Personal information
- Born: 16 July 2000 (age 26)

Sport
- Sport: Athletics
- Event: Heptathlon

Achievements and titles
- Personal bests: Heptathlon: 6271 (2026) Pentathlon: 4302 (2026)

= Erika Wärff =

Swedish heptathlete (born 2000)

Erika Wärff (born 16 July 2000) is a Swedish multi-event athlete. She has won Swedish national titles in heptathlon and pentathlon.

==Biography==
From Heleneholm, Wärff competed for Malmö AI before becoming a member of athletics club IFK Växjö in 2022 with head coach Agne Bergvall. However, her next few years she was interrupted in her career by multiple injuries.

In June 2025, Wärff set a new personal best in heptathlon with 6119 points in winning the Nordic Combined Events Championships in Göteborg, moving to fifth on the Swedish all-time list. In August, she won the heptathlon at the Swedish Athletics Championships with 5947 points in Karlstad, finishing ahead of Lovisa Karlsson. In February 2026, she won the pentathlon at the Swedish Indoor Athletics Championships with a personal best 4302 points.

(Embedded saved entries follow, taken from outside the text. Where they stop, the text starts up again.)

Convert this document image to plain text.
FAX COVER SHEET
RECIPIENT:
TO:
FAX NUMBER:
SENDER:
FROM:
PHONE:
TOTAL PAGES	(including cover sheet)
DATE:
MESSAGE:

In May 2026, she set a new personal best in the heptathlon at the Hypo-Meeting in Götzis, with 6271 points, moving to third on the Swedish all-time list. On the opening day of the competition she had set personal bests in three events, running 13.63 for the 100 metres hurdles before improving her personal best in high jump to 1.83 metres before setting another personal best when she ran the 200 metres in 24.70 seconds. In July, she placed third at the World Athletics Combined Events Tour Gold meeting in Nakło nad Notecią. In August, she competed at the 2026 European Athletics Championships in Birmingham, England, placing seventeenth overall in heptathlon.